At the heart of the method we use to analyse national culture and the interaction of the different arts is the idea of how cinema established its prestige in the course of the era under consideration (the 1920s and 1930s) as a leading popular art. In this role it does not simply comment on, but reflects and actively participates in the daily lives of vast masses of people.In the process, they become a cinema audience. And they begin to bear its characteristics not only while they are in the film hall, but also outside it - in their communication with other artworks, in their discovery of the modern aspects of everyday life, in their contact with other people in general.
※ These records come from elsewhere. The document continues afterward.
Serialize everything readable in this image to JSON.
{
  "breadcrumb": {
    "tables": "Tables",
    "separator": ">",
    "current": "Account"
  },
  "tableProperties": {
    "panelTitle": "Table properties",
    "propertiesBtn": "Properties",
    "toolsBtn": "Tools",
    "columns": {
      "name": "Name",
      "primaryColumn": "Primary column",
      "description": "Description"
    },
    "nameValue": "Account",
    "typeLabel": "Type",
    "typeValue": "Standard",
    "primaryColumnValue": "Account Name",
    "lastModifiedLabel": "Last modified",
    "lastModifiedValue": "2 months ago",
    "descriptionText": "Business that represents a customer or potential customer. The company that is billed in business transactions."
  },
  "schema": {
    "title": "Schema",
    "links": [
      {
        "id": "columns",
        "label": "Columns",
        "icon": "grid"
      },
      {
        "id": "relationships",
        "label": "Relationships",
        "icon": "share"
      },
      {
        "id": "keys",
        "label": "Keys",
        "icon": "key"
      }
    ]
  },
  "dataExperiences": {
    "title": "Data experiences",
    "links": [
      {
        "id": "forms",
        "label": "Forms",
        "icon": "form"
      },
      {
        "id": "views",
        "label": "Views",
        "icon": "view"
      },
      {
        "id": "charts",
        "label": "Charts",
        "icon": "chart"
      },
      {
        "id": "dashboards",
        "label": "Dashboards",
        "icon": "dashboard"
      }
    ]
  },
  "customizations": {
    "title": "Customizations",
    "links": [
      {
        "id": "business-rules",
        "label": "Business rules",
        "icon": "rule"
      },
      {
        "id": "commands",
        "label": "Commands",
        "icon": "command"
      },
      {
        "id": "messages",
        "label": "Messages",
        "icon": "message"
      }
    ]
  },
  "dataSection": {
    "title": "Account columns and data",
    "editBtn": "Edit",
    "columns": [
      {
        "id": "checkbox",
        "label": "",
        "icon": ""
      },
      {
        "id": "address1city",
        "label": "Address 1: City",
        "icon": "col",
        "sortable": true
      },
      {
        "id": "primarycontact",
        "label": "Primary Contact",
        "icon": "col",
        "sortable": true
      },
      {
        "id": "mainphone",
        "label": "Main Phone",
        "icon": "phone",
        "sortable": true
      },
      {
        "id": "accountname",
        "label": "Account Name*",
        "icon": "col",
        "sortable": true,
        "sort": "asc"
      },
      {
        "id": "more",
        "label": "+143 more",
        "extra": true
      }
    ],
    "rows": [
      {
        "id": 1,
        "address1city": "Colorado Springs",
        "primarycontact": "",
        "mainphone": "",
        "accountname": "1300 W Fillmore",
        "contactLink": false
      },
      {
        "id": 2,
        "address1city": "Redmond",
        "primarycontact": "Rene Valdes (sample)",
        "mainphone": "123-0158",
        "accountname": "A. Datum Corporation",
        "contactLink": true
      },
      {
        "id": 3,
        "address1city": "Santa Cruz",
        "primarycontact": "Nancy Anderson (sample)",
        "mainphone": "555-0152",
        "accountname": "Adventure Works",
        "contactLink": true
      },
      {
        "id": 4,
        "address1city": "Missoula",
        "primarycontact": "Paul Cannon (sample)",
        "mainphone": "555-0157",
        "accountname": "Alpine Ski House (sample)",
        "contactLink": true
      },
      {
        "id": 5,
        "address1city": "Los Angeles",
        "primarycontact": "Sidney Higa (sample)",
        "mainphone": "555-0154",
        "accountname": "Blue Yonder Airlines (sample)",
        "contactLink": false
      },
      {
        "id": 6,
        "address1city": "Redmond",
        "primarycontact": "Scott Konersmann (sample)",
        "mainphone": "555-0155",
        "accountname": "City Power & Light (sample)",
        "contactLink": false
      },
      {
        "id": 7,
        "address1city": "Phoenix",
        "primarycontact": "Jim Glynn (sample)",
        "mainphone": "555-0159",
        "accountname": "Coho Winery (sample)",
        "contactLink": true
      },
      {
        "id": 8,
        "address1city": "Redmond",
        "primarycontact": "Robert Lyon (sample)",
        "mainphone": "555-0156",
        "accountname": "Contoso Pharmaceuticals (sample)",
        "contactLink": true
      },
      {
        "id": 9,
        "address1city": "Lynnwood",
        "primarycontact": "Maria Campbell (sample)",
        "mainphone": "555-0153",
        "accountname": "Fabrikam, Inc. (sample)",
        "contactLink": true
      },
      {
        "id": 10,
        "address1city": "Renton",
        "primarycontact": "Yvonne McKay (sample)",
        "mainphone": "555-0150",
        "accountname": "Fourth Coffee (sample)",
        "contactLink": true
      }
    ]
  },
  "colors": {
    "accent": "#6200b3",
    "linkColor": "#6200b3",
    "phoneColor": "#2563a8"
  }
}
Alongside this, cinema is becoming one of the key instruments for changing the perception of reality in general. These transformations impose new principles of apperception, restructuring the functioning of memory and imagination. However, such changes are only decisive when they affect very large groups of society at the same time. In Bulgaria, this happened precisely in the 1920s and 1930s, because it was then that the critical mass of cinema viewers emerged, influencing the attitudes and patterns that determined the various forms of society's existence.
The pursuit of archaeology is generally associated with the revelation of distinct cultural layers, in which the complex image of a bygone time is captured. We gain insight not only into a certain aspect of life in a particular era, but into its complex image, including lifestyle, culture, art, power and social structures, historical and natural catastrophes. A cultural approach to the cinema history helps to create such reconstructions, which provide insights not so much into aesthetic achievements as into how cinema reflects the social ideas of a particular era, the practices of different kinds of communication and cultural consumption.
Last but not least, studying the being of the cinema in past historical contexts helps us to understand its contemporary existence. Somehow the phrase "how people lived then" always contains as a subtext "how we live today".In this sense, examining topics such as "what cinema was like then", "what films people watched in the 1920s and 1930s", "how society related to cinema" always unconsciously refer to the same questions addressed to today.